Suffering can be addictive.
It’s somehow deceptively easy to fall into: like a sweet, soft, warm voice, calling “Come here” in an oddly sexy way that many of us have a hard time ignoring.
“Um, okay,” we shrug and then without much thought, we’re neck-deep in another brutal workout, another mistaken relationship, another frustrating job, or another social event that we attend with a smile while we are secretly dying inside.
Why Do We Willingly Suffer?
Maybe it’s not the suffering itself we crave but the relief afterward … or the sympathy of others who see and know what we’re going through or have gone through.
Suffering recognizes suffering.
But whether it’s exercise, nutrition, personal relationships, work, or that neighborhood group you just can’t quit, we all find ourselves at some point putting up with what we would rather not tolerate and then many of us hit this same spot, the one where we say:
“What the fuck am I doing?”
Maybe you reached it in your joggers and hoodie, getting into your car in the dark for another 6am workout, so broken and hurting that you’ve limped to the garage and suddenly as you sit there in the dark, willing yourself to start the engine because you really don’t want to be late, you see your hands on the steering wheel and you feel the sharp edges of your broken spirit and you think, “Oh no. I have to stop doing this.” And you don’t go. You return to your warm house. It’s time to rest for a little and maybe for a lot.

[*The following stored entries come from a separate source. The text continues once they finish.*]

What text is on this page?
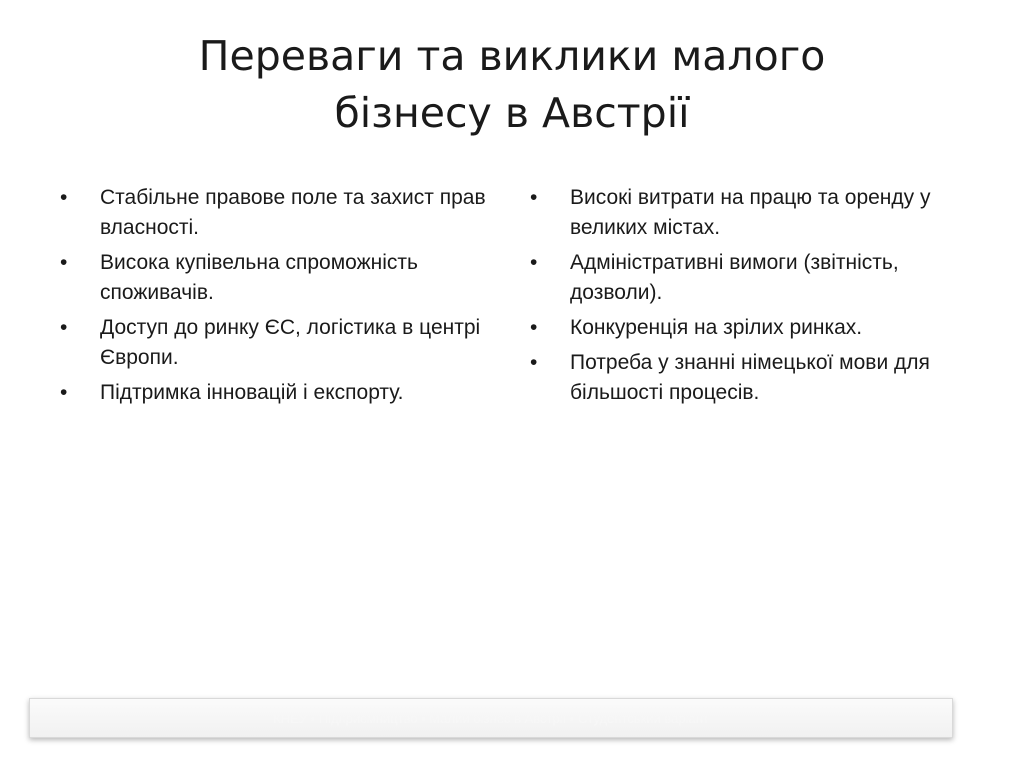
Переваги та виклики малого
бізнесу в Австрії
• Стабільне правове поле та захист прав власності.
• Висока купівельна спроможність споживачів.
• Доступ до ринку ЄС, логістика в центрі Європи.
• Підтримка інновацій і експорту.
• Високі витрати на працю та оренду у великих містах.
• Адміністративні вимоги (звітність, дозволи).
• Конкуренція на зрілих ринках.
• Потреба у знанні німецької мови для більшості процесів.
КНЕУ • Підприємництво • Малий бізнес в Австрії • Студентський варіант
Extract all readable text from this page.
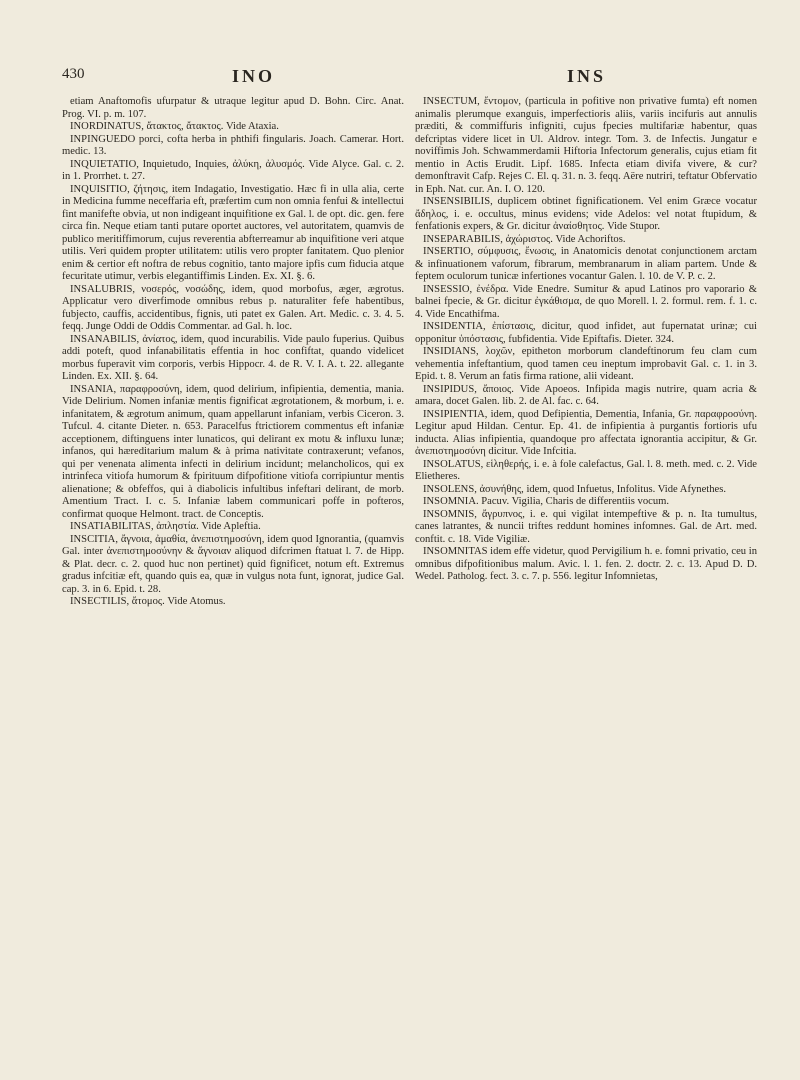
430	INO	INS

etiam Anaftomofis ufurpatur & utraque legitur apud D. Bohn. Circ. Anat. Prog. VI. p. m. 107.

INORDINATUS, ἄτακτος, ἄτακτος. Vide Ataxia.

INPINGUEDO porci, cofta herba in phthifi fingularis. Joach. Camerar. Hort. medic. 13.

INQUIETATIO, Inquietudo, Inquies, ἀλύκη, ἀλυσμός. Vide Alyce. Gal. c. 2. in 1. Prorrhet. t. 27.

INQUISITIO, ζήτησις, item Indagatio, Investigatio. Hæc fi in ulla alia, certe in Medicina fumme neceffaria eft, præfertim cum non omnia fenfui & intellectui fint manifefte obvia, ut non indigeant inquifitione ex Gal. l. de opt. dic. gen. fere circa fin. Neque etiam tanti putare oportet auctores, vel autoritatem, quamvis de publico meritiffimorum, cujus reverentia abfterreamur ab inquifitione veri atque utilis. Veri quidem propter utilitatem: utilis vero propter fanitatem. Quo plenior enim & certior eft noftra de rebus cognitio, tanto majore ipfis cum fiducia atque fecuritate utimur, verbis elegantiffimis Linden. Ex. XI. §. 6.

INSALUBRIS, νοσερός, νοσώδης, idem, quod morbofus, æger, ægrotus. Applicatur vero diverfimode omnibus rebus p. naturaliter fefe habentibus, fubjecto, cauffis, accidentibus, fignis, uti patet ex Galen. Art. Medic. c. 3. 4. 5. feqq. Junge Oddi de Oddis Commentar. ad Gal. h. loc.

INSANABILIS, ἀνίατος, idem, quod incurabilis. Vide paulo fuperius. Quibus addi poteft, quod infanabilitatis effentia in hoc confiftat, quando videlicet morbus fuperavit vim corporis, verbis Hippocr. 4. de R. V. I. A. t. 22. allegante Linden. Ex. XII. §. 64.

INSANIA, παραφροσύνη, idem, quod delirium, infipientia, dementia, mania. Vide Delirium. Nomen infaniæ mentis fignificat ægrotationem, & morbum, i. e. infanitatem, & ægrotum animum, quam appellarunt infaniam, verbis Ciceron. 3. Tufcul. 4. citante Dieter. n. 653. Paracelfus ftrictiorem commentus eft infaniæ acceptionem, diftinguens inter lunaticos, qui delirant ex motu & influxu lunæ; infanos, qui hæreditarium malum & à prima nativitate contraxerunt; vefanos, qui per venenata alimenta infecti in delirium incidunt; melancholicos, qui ex intrinfeca vitiofa humorum & fpirituum difpofitione vitiofa corripiuntur mentis alienatione; & obfeffos, qui à diabolicis infultibus infeftari delirant, de morb. Amentium Tract. I. c. 5. Infaniæ labem communicari poffe in pofteros, confirmat quoque Helmont. tract. de Conceptis.

INSATIABILITAS, ἀπληστία. Vide Apleftia.

INSCITIA, ἄγνοια, ἀμαθία, ἀνεπιστημοσύνη, idem quod Ignorantia, (quamvis Gal. inter ἀνεπιστημοσύνην & ἄγνοιαν aliquod difcrimen ftatuat l. 7. de Hipp. & Plat. decr. c. 2. quod huc non pertinet) quid fignificet, notum eft. Extremus gradus infcitiæ eft, quando quis ea, quæ in vulgus nota funt, ignorat, judice Gal. cap. 3. in 6. Epid. t. 28.

INSECTILIS, ἄτομος. Vide Atomus.

INSECTUM, ἔντομον, (particula in pofitive non privative fumta) eft nomen animalis plerumque exanguis, imperfectioris aliis, variis incifuris aut annulis præditi, & commiffuris infigniti, cujus fpecies multifariæ habentur, quas defcriptas videre licet in Ul. Aldrov. integr. Tom. 3. de Infectis. Jungatur e noviffimis Joh. Schwammerdamii Hiftoria Infectorum generalis, cujus etiam fit mentio in Actis Erudit. Lipf. 1685. Infecta etiam divifa vivere, & cur? demonftravit Cafp. Rejes C. El. q. 31. n. 3. feqq. Aëre nutriri, teftatur Obfervatio in Eph. Nat. cur. An. I. O. 120.

INSENSIBILIS, duplicem obtinet fignificationem. Vel enim Græce vocatur ἄδηλος, i. e. occultus, minus evidens; vide Adelos: vel notat ftupidum, & fenfationis expers, & Gr. dicitur ἀναίσθητος. Vide Stupor.

INSEPARABILIS, ἀχώριστος. Vide Achoriftos.

INSERTIO, σύμφυσις, ἔνωσις, in Anatomicis denotat conjunctionem arctam & infinuationem vaforum, fibrarum, membranarum in aliam partem. Unde & feptem oculorum tunicæ infertiones vocantur Galen. l. 10. de V. P. c. 2.

INSESSIO, ἐνέδρα. Vide Enedre. Sumitur & apud Latinos pro vaporario & balnei fpecie, & Gr. dicitur ἐγκάθισμα, de quo Morell. l. 2. formul. rem. f. 1. c. 4. Vide Encathifma.

INSIDENTIA, ἐπίστασις, dicitur, quod infidet, aut fupernatat urinæ; cui opponitur ὑπόστασις, fubfidentia. Vide Epiftafis. Dieter. 324.

INSIDIANS, λοχῶν, epitheton morborum clandeftinorum feu clam cum vehementia infeftantium, quod tamen ceu ineptum improbavit Gal. c. 1. in 3. Epid. t. 8. Verum an fatis firma ratione, alii videant.

INSIPIDUS, ἄποιος. Vide Apoeos. Infipida magis nutrire, quam acria & amara, docet Galen. lib. 2. de Al. fac. c. 64.

INSIPIENTIA, idem, quod Defipientia, Dementia, Infania, Gr. παραφροσύνη. Legitur apud Hildan. Centur. Ep. 41. de infipientia à purgantis fortioris ufu inducta. Alias infipientia, quandoque pro affectata ignorantia accipitur, & Gr. ἀνεπιστημοσύνη dicitur. Vide Infcitia.

INSOLATUS, εἱληθερής, i. e. à fole calefactus, Gal. l. 8. meth. med. c. 2. Vide Elietheres.

INSOLENS, ἀσυνήθης, idem, quod Infuetus, Infolitus. Vide Afynethes.

INSOMNIA. Pacuv. Vigilia, Charis de differentiis vocum.

INSOMNIS, ἄγρυπνος, i. e. qui vigilat intempeftive & p. n. Ita tumultus, canes latrantes, & nuncii triftes reddunt homines infomnes. Gal. de Art. med. conftit. c. 18. Vide Vigiliæ.

INSOMNITAS idem effe videtur, quod Pervigilium h. e. fomni privatio, ceu in omnibus difpofitionibus malum. Avic. l. 1. fen. 2. doctr. 2. c. 13. Apud D. D. Wedel. Patholog. fect. 3. c. 7. p. 556. legitur Infomnietas,
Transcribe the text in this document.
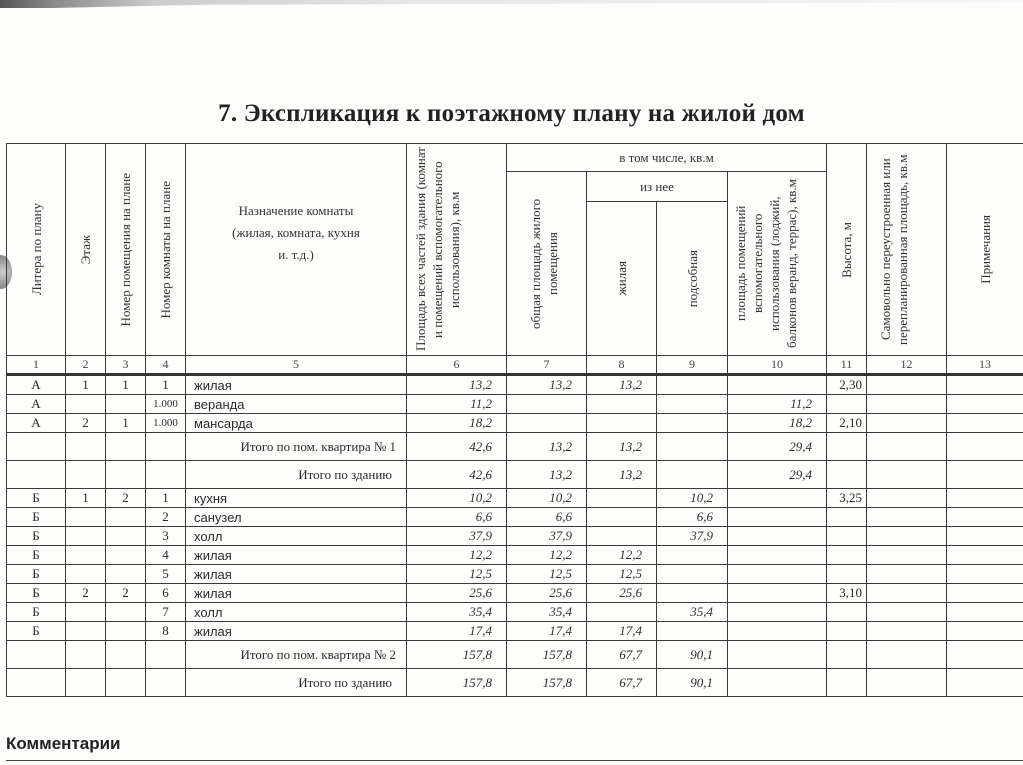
7. Экспликация к поэтажному плану на жилой дом
Литера по плану	Этаж	Номер помещения на плане	Номер комнаты на плане	Назначение комнаты (жилая, комната, кухня и. т.д.)	Площадь всех частей здания (комнат и помещений вспомогательного использования), кв.м	в том числе, кв.м				Высота, м	Самовольно переустроенная или перепланированная площадь, кв.м	Примечания

						общая площадь жилого помещения	из нее		площадь помещений вспомогательного использования (лоджий, балконов веранд, террас), кв.м			

							жилая	подсобная				

1	2	3	4	5	6	7	8	9	10	11	12	13
А	1	1	1	жилая	13,2	13,2	13,2			2,30		
А			1.000	веранда	11,2				11,2			
А	2	1	1.000	мансарда	18,2				18,2	2,10		
				Итого по пом. квартира № 1	42,6	13,2	13,2		29,4			
				Итого по зданию	42,6	13,2	13,2		29,4			
Б	1	2	1	кухня	10,2	10,2		10,2		3,25		
Б			2	санузел	6,6	6,6		6,6				
Б			3	холл	37,9	37,9		37,9				
Б			4	жилая	12,2	12,2	12,2					
Б			5	жилая	12,5	12,5	12,5					
Б	2	2	6	жилая	25,6	25,6	25,6			3,10		
Б			7	холл	35,4	35,4		35,4				
Б			8	жилая	17,4	17,4	17,4					
				Итого по пом. квартира № 2	157,8	157,8	67,7	90,1				
				Итого по зданию	157,8	157,8	67,7	90,1				
Комментарии
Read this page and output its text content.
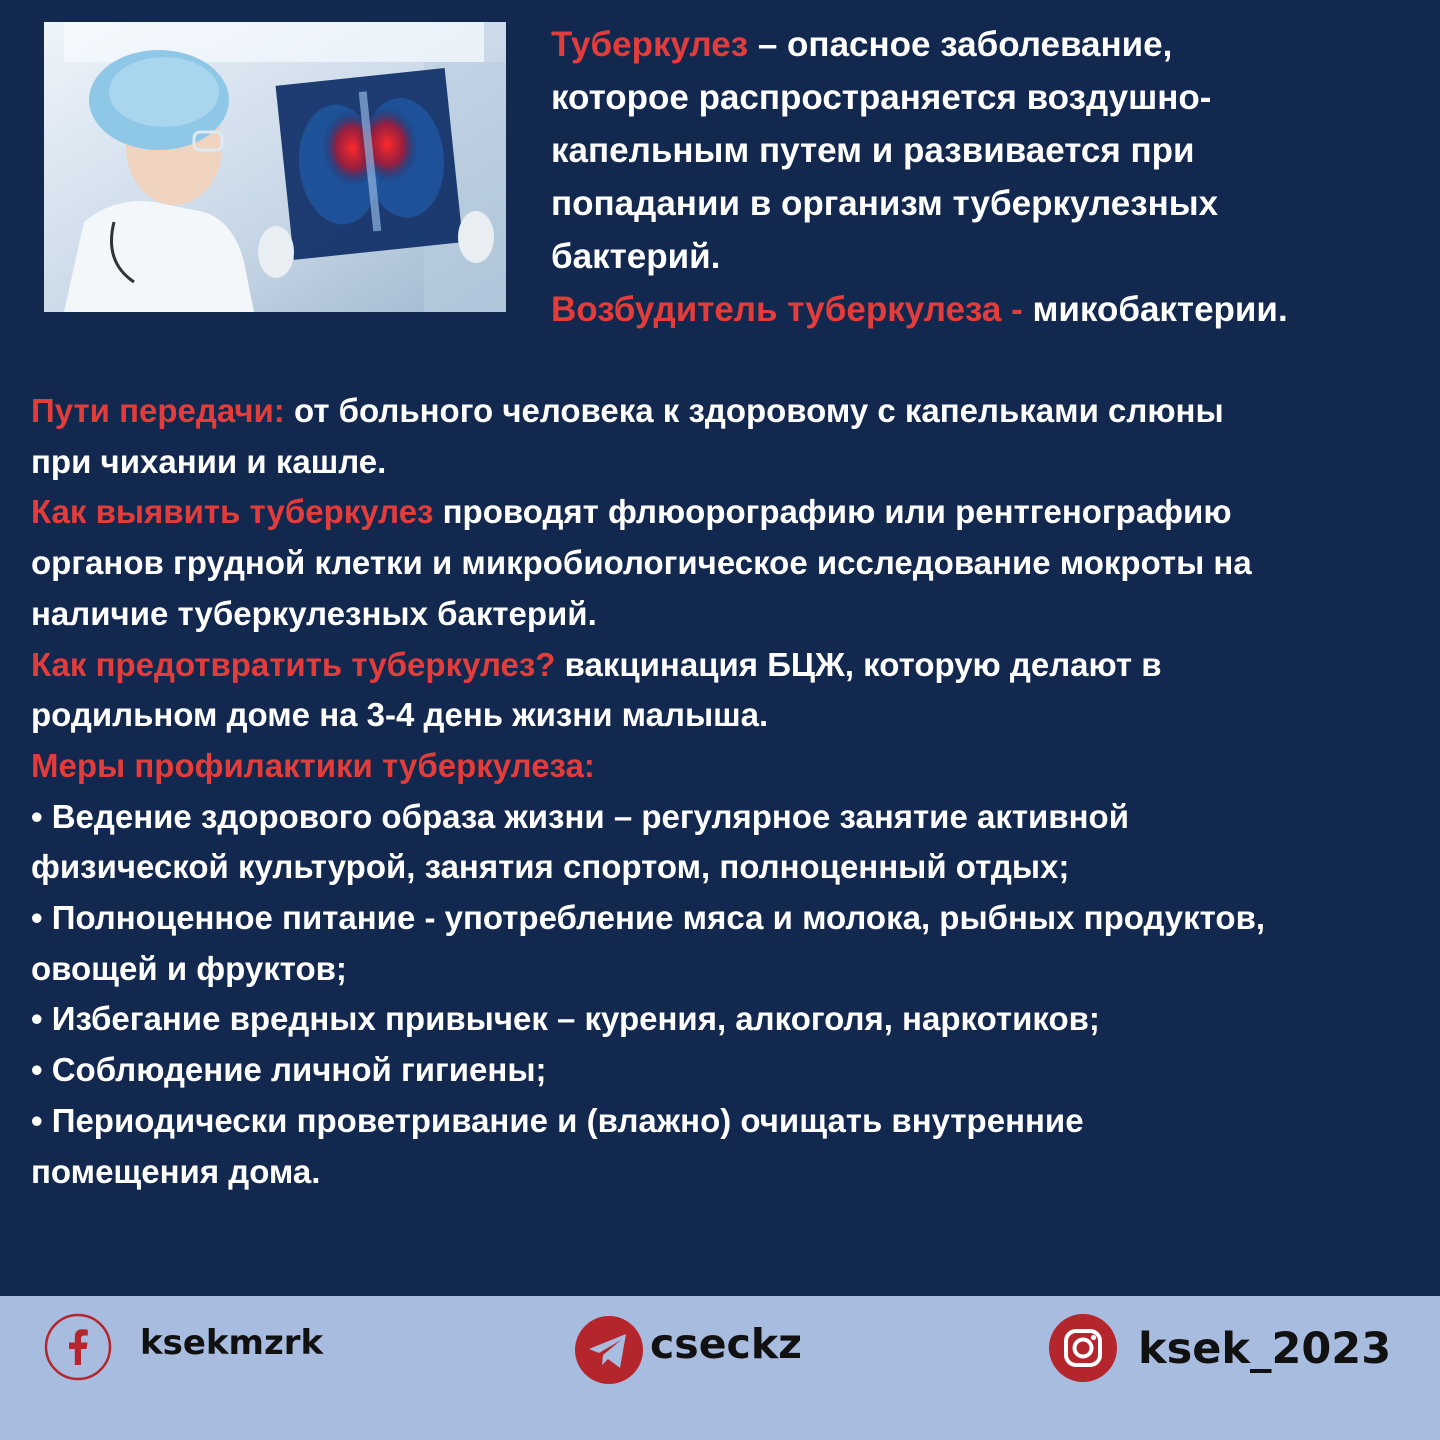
Туберкулез – опасное заболевание,
которое распространяется воздушно-
капельным путем и развивается при
попадании в организм туберкулезных
бактерий.
Возбудитель туберкулеза - микобактерии.

Пути передачи: от больного человека к здоровому с капельками слюны
при чихании и кашле.
Как выявить туберкулез проводят флюорографию или рентгенографию
органов грудной клетки и микробиологическое исследование мокроты на
наличие туберкулезных бактерий.
Как предотвратить туберкулез? вакцинация БЦЖ, которую делают в
родильном доме на 3-4 день жизни малыша.
Меры профилактики туберкулеза:
• Ведение здорового образа жизни – регулярное занятие активной
физической культурой, занятия спортом, полноценный отдых;
• Полноценное питание - употребление мяса и молока, рыбных продуктов,
овощей и фруктов;
• Избегание вредных привычек – курения, алкоголя, наркотиков;
• Соблюдение личной гигиены;
• Периодически проветривание и (влажно) очищать внутренние
помещения дома.

ksekmzrk	cseckz	ksek_2023
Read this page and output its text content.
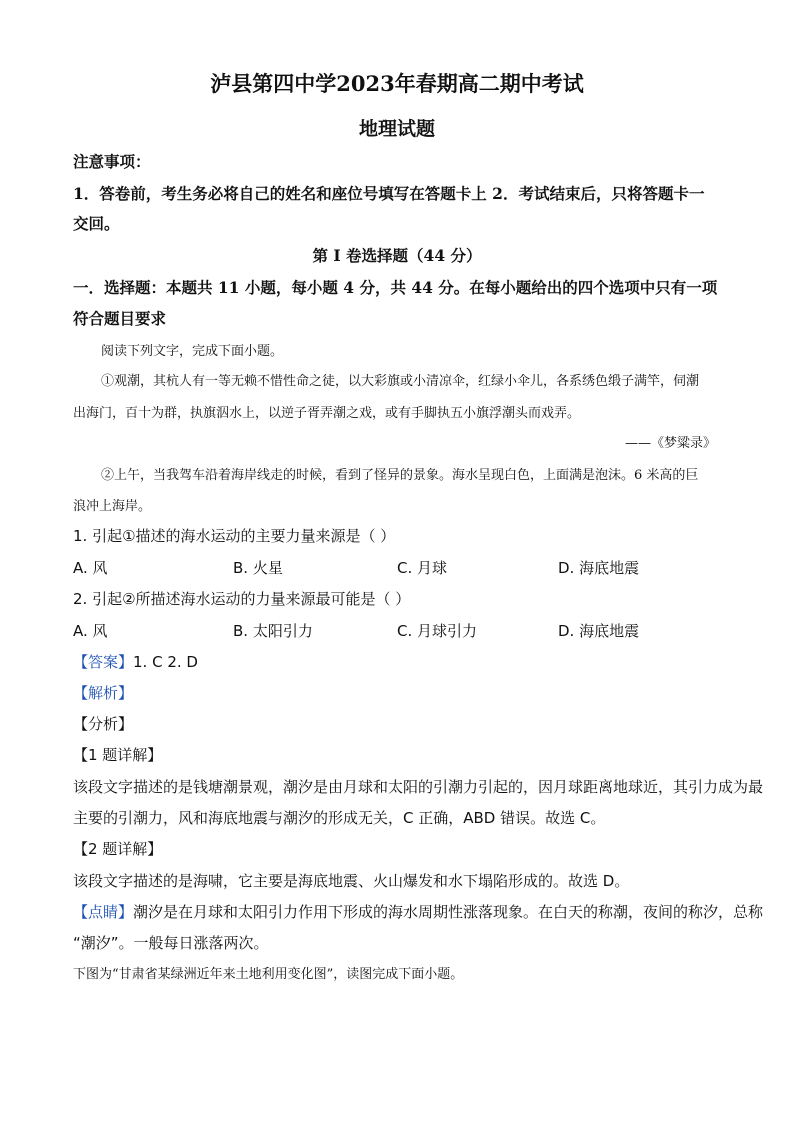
泸县第四中学2023年春期高二期中考试
地理试题
注意事项：
1．答卷前，考生务必将自己的姓名和座位号填写在答题卡上 2．考试结束后，只将答题卡一
交回。
第 I 卷选择题（44 分）
一．选择题：本题共 11 小题，每小题 4 分，共 44 分。在每小题给出的四个选项中只有一项
符合题目要求
阅读下列文字，完成下面小题。
①观潮，其杭人有一等无赖不惜性命之徒，以大彩旗或小清凉伞，红绿小伞儿，各系绣色缎子满竿，伺潮
出海门，百十为群，执旗泅水上，以逆子胥弄潮之戏，或有手脚执五小旗浮潮头而戏弄。
——《梦粱录》
②上午，当我驾车沿着海岸线走的时候，看到了怪异的景象。海水呈现白色，上面满是泡沫。6 米高的巨
浪冲上海岸。
1. 引起①描述的海水运动的主要力量来源是（ ）
A. 风	B. 火星	C. 月球	D. 海底地震
2. 引起②所描述海水运动的力量来源最可能是（ ）
A. 风	B. 太阳引力	C. 月球引力	D. 海底地震
【答案】1. C 2. D
【解析】
【分析】
【1 题详解】
该段文字描述的是钱塘潮景观，潮汐是由月球和太阳的引潮力引起的，因月球距离地球近，其引力成为最
主要的引潮力，风和海底地震与潮汐的形成无关，C 正确，ABD 错误。故选 C。
【2 题详解】
该段文字描述的是海啸，它主要是海底地震、火山爆发和水下塌陷形成的。故选 D。
【点睛】潮汐是在月球和太阳引力作用下形成的海水周期性涨落现象。在白天的称潮，夜间的称汐，总称
“潮汐”。一般每日涨落两次。
下图为“甘肃省某绿洲近年来土地利用变化图”，读图完成下面小题。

Or maybe you reached it at work when they said, “Come into the office” during the pandemic and you did but you looked around at your maskless co-workers and you imagined you could see the droplets of the virus being cast from their mouths with each word and every laugh, moving towards you like the slowest-moving, tiniest villains in any movie ever. And you said nothing right then but quietly packed up all your personal things, sneaking them out to your car on a number of trips, because you didn’t want a scene but you knew — you knew, you knew, you knew — that when you left for the day that you weren’t ever coming back.
And all of us have reached that point in love when the light bulb of heartbreak switches on and you suddenly know you will live in its glare for months and years to come.
Is Your Soul Appalled?
The author Elizabeth Gilbert says we will tolerate so much suffering and nothing can pull us off it (no friends, no advice, no intervention) until finally — FINALLY — we reach the point where our soul is appalled and we can go no further. We simply can’t live life in that way anymore.
I know I’ve reached the point of no more at various points in my life. Points where I knew that, in order to move forward, someone was going to be hurt … and it could either be me again or someone else.
And I chose someone else.
Every time, I felt like a jerk in that moment. I think we all feel like cretins in that moment. Almost every one of us. Total cretins. We have decided to not take the blow, not absorb the suffering, not put the comfort of others ahead of our own.
Bruce Springsteen has a line for this. (Yes, he has a line for everything.) He says, “You want it. You take it. You pay the price.”
Paying the Price
Because, ultimately, all of life is not about you putting the comfort of everyone else above your own. That is needless suffering.
As a gay woman, I know all about putting the comfort of others above my own. Our society yells this message at the queer community in a variety of ways, more vehemently in some parts of the nation than others.
Don’t look that way
Don’t kiss that person in public
Don’t “flaunt” your gayness
Can’t you just be like everybody else?
And I’m here to tell you it’s a messed-up way to live.
So don’t. Because you don’t have to.
Pay the price. Take a look at your life today and decide where you are suffering and for what reason.
Some situations may be totally valid
Some things should continue as they are
Your suffering might be temporary or necessary for your growth in particular situations
But if you’re listening to the Siren of Suffering and your soul is appalled – STOP. Assess. And, if it’s warranted, make a break for daylight like your life depends on it.
Because it does.
Better that you make a run for freedom and fail. Or turn around. Or maybe — just maybe — succeed. Your soul was not made for suffering alone. You are made for so much more.
Life, as always, is right here in your hands. Decide: What will you do with it?